Только если человеку удается перерасти свои инцестуозные привязанности, он получает возможность критически относиться к своей собственной группе; только тогда он вообще обретает способность суждения. Большинство групп (это могут быть первобытные племена, нации или религии) заняты собственным выживанием и поддержанием власти собственных вождей, они эксплуатируют внутреннее нравственное чувство своих членов, чтобы направить его против чужаков, с которыми эти группы находятся в конфликте. Однако они используют инцестуозные узы, которые оставляют человека нравственно скованным его собственной группой, чтобы заглушать его нравственное чувство и суждение, дабы он не критиковал свою группу в случае нарушения ею нравственных принципов, хотя если такие же нарушения совершаются чужаками, его, несомненно, должно охватить неподдельное негодование.

Трагедия всех великих религий в том, что они нарушают и извращают сами принципы свободы, как только становятся массовыми организациями, управляемыми религиозной бюрократией. Религиозные организации и представляющие их люди отчасти занимают место семьи, племени и государства. Они удерживают человека в узах, а не освобождают его. Люди все больше поклоняются не Богу, а группе, которая заявляет, что говорит от его имени. Так происходило во всех религиях. Основатели провели людей через пустыню, освободив их от пут Египта, но позже другие люди привели их в новый Египет, хотя и назвали его Землей Обетованной.
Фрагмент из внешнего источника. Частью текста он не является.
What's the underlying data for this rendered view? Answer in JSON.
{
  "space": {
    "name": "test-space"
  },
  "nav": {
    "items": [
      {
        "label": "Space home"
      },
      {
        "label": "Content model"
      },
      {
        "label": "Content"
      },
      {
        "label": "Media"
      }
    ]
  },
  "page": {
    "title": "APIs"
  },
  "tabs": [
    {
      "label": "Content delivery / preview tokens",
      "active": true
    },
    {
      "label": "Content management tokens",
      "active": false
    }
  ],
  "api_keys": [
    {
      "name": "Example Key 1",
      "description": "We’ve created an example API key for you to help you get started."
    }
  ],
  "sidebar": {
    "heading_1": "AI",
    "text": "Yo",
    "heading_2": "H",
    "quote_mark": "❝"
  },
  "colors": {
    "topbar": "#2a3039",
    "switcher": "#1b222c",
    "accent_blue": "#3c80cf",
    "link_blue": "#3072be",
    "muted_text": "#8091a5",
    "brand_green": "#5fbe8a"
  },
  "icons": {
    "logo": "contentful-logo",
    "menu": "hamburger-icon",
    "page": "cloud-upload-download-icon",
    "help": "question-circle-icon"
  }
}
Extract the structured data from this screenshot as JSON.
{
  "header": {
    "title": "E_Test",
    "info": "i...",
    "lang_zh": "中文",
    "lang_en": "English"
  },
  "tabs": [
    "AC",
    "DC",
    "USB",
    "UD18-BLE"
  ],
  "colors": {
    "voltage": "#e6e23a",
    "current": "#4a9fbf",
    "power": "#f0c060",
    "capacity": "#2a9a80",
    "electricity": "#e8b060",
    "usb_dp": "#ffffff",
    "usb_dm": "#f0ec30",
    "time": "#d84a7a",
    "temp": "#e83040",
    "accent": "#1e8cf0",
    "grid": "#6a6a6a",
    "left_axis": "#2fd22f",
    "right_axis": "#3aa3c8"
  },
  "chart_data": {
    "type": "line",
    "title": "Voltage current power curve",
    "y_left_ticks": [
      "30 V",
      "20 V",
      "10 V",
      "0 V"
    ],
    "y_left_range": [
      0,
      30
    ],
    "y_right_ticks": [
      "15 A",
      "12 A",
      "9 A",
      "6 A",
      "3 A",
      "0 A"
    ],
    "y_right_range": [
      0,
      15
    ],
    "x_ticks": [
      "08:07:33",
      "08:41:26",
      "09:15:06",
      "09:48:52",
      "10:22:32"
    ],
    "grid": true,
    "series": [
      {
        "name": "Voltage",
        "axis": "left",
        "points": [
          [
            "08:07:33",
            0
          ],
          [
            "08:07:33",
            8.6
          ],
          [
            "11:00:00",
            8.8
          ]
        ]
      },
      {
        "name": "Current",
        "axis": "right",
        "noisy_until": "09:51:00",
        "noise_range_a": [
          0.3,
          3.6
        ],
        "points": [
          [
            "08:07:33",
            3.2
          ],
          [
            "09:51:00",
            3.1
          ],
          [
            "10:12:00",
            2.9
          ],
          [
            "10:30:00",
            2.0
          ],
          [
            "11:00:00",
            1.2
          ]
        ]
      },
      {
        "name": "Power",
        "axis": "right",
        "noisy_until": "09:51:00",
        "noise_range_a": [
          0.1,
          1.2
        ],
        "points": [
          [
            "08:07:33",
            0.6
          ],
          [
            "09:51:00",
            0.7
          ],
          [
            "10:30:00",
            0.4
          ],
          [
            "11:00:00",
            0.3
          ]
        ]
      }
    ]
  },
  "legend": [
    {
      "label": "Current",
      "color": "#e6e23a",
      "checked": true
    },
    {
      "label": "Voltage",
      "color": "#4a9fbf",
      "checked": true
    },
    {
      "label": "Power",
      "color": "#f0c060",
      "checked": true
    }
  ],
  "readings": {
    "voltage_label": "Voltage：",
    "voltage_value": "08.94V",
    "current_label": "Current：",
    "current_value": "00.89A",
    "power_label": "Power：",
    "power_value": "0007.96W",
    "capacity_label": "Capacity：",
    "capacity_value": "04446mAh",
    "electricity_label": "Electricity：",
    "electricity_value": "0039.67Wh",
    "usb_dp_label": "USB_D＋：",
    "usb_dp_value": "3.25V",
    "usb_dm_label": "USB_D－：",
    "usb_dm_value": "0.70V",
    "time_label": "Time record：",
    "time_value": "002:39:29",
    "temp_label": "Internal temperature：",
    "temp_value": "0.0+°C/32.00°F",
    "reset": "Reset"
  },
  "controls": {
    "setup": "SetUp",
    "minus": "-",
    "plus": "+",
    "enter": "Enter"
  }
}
Заповедь «возлюби ближнего своего, как самого себя» является базовым принципом, общим для всех гуманистических религий, хотя его формулировки могут немного отличаться друг от друга. Но было бы и в самом деле сложно понять, почему великие духовные наставники человечества требовали  от человека, чтобы он любил, если любовь – столь легкое достижение, как, вероятно, кажется большинству людей. Что называется любовью? Зависимость, подчинение и неспособность выйти за пределы семейного «стойла», господство, обладание и стремление к контролю – все это считается любовью; сексуальная жадность и неспособность пережить одиночество принимаются людьми за доказательство несомненной способности любить. Люди верят, что любить  – это просто, а самое сложное – это быть любимым  . В нашем рыночном обществе люди думают, что их не любят, поскольку они недостаточно «привлекательны», а сама привлекательность основана на чем угодно – начиная с внешности, одежды, ума, денег и заканчивая общественным положением и престижем. Они не знают, что настоящая проблема – это не трудность стать любимым, а сложность любить; что человека любят, только если он сам может любить, если его способность любить вызывает любовь в другом, что именно способность любить, а не производить подделки под любовь, – это самое серьезное достижение.

Едва ли есть ситуация, в которой феномен любви со всеми его многочисленными искажениями мог бы быть изучен столь же глубоко и точно, как в психоаналитической беседе. Самое убедительное доказательство того, что заповедь «возлюби ближнего своего, как самого себя» является наиболее важной нормой жизни и что ее нарушение – основная причина несчастья и душевных болезней, дают нам именно данные, собранные психоаналитиком. Любые жалобы невротика, любые его симптомы коренятся в его неспособности любить, если под любовью мы понимаем открытость опыту заботы, уважения, ответственности и понимания другого человека и сильнейшее желание способствовать развитию этого другого человека. Психоаналитическая терапия по существу является попыткой помочь пациенту приобрести или вернуть способность любить  . Если эта цель не осуществлена, можно достичь разве что поверхностных улучшений.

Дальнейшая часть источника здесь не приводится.